After more than two years in debate, the Superintendence of Private Insurance (SUSEP) opened for public consultation the Public Notice No. 14/2020, presenting a draft of a new Resolution that will regulate the activities of local reinsurers that act with the exclusive purpose (called “RPE”) of accepting risks by means of reinsurance or retrocession operations, as well as their financing through the issuance of (re)insurance risks (Insurance linked securities-ILS).
With the institution of insurance linked securities (ILS), the (re)insurance market is now going hand in hand with the capital market, demonstrating the growing maturity of the sector.
These markets had already been communicating internationally since the 1990s, when the ILS were created after Hurricane Andrew in 1992, following which it was found that major events would require greater division and transfer of risk around the world, including to markets other than insurance and reinsurance.
Thus was established ILS, which are nothing more than an alternative form of insurance risk transfer, which, instead of being assigned only in the insurance-reinsurance chain, also begin to rely on the resources coming from the capital market to finance this risk assumption.
Historically, the ILS had been established to share risks of great proportions, such as those involving catastrophes, which links its origins to the so-called “cats bonds” or “catastrophe bonds”, also known as “act of god bonds”.
However, today there are also ILS in maritime, aviation and special risk insurance operations.
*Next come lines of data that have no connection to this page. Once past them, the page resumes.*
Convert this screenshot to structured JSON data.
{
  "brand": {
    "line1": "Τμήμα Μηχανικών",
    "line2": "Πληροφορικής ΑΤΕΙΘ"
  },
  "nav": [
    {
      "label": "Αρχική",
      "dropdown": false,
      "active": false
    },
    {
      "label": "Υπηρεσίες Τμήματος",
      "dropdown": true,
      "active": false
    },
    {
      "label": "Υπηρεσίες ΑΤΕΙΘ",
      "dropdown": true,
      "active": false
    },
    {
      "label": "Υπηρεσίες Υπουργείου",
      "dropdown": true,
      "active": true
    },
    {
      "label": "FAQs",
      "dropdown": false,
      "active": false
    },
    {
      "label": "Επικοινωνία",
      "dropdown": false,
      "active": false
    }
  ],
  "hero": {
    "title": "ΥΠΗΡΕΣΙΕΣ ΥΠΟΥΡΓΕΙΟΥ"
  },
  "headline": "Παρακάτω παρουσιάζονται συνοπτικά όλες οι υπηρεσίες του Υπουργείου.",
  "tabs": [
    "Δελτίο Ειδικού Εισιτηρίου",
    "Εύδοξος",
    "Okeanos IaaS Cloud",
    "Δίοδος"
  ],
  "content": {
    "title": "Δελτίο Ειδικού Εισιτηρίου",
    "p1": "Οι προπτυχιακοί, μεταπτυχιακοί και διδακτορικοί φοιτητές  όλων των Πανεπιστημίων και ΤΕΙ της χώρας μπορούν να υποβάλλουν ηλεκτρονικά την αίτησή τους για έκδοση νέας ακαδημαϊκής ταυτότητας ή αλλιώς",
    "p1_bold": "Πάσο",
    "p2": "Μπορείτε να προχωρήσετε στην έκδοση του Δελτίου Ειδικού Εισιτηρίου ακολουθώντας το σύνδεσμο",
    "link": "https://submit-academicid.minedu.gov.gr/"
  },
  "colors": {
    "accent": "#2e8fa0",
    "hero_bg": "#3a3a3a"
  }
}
It is important to point out that there are no restrictions for the issuing of these securities depending on the type of risk covered, since, considering that Brazil traditionally does not have catastrophic risks, the use of ILS should rather be evaluated in insurance and portfolios relevant to insurance operations in the country, such as agribusiness, energy and oil, for example.
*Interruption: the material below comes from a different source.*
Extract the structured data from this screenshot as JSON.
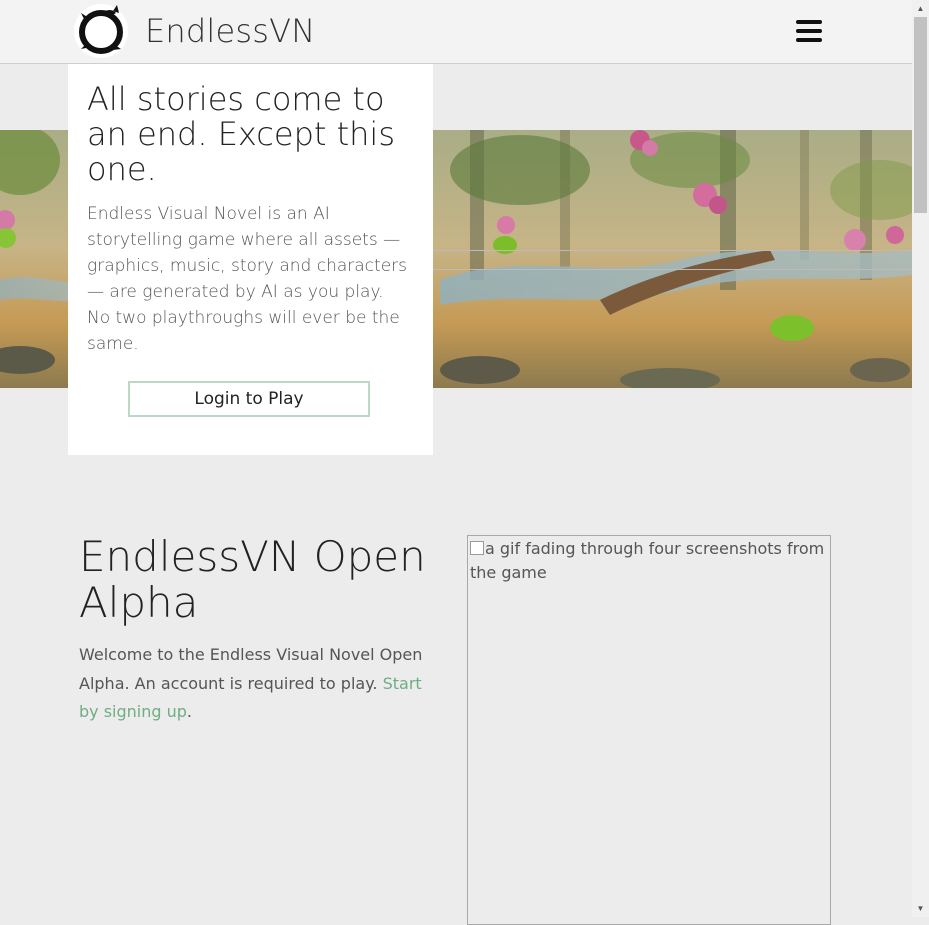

In the proposed Regulation, the position of RPE is similar to that of FIDC or the securitization company, which issues securitization securities, for distribution in the market and whose funds raised are used to acquire credit rights (e.g. agribusiness, property assets or financial). The difference lies precisely in the fact that the RPE, when issuing its debt, obtains the respective resources to acquire not a credit right (that is, only the active position of the underlying business), but rather the risk position in relation to a certain claim stipulated in the respective backing, with the corresponding remuneration.
The ILS investor’s position, on the other hand, is not linked to the insurer’s credit or investment risk: he assumes the insurance risk effectively underwritten, which makes this type of investment attractive, especially considering those players that have a well-structured underwriting and pricing policy.
The risks to which the investor will be exposed – backing, in the language of securitization – refer to insurance portfolios, supplementary pension, supplementary health, reinsurance or retrocession, with a maximum maturity of up to 3 years and prohibition of retrocession of risks by the RPE.
It is also important to highlight that the proposed Rule opens the possibility not only for the securitization of insurance and reinsurance risks, but also for supplementary pension and health risks.
In this aspect, risks related to longevity and adjustments of biometric tables can also be subject to this new modality of securitization. And, for pension funds, ILS issuances by RPEs may enable a source of funding to supply illiquidity of assets in their investment portfolio.
According to the draft under public consultation, the assets that guarantee the RPE will be used exclusively for the coverage of risks and compliance with the obligations represented in the issued debt, i.e., its technical reserves will essentially appear as collateral of the ILS.
In addition, among the requirements of the RPE securitization instrument, we highlight: (i) prohibition of payment, by the RPE to the investors of the ILS, in the case that it results in the value of guarantor assets being inferior to the total nominal value of the maximum possible loss arising from the reinsurance or retrocession contract; and (ii) inexistence of the right of the investors of the ILS to the assets of the assignor(s) of risks to the RPE, neither to request the bankruptcy or liquidation of the RPE or to modify the conditions of risks subject to assignment to the RPE.
The draft also provides for the need for approval by the regulator of risk acceptance operations and the issuance of debt by the RPE.
For the RPE, the draft Resolution provides for the description of a minimum structure to be maintained, proportional to its exposure and compatible with the nature, scale and complexity of the operations of the RPE, such as the obligation to maintain a Risk Management Policy and the appointment of a director responsible for governance, controls and risk management. However, a positive development in the draft refers to the minimum capital for an RPE to operate which, unlike a common local reinsurer, may have as its base capital the minimum amount of BRL 100,000.00, which will be added to the risk capital to be calculated based on its business plan.
Operations with related parties are forbidden by the draft presented, and the RPE cannot also issue (re)insurance risk-related debt to related companies.
Finally, portfolio transfers may only occur between RPEs and must be submitted to SUSEP for review and approval.
Thinking of the world after the Covid-19 pandemic, in which we will witness a “hard market” for placing risks in reinsurance, the arrival of the ILS will be even more conducive to generating a very favorable business environment for these operations, attracting the interest of capital market investors who seek profitability and exposure to certain risks that the insurance or reinsurance market offers.
Interested parties have until August 11, 2020 to submit their suggestions to SUSEP .
The new Resolution will come into force on October 1, 2020.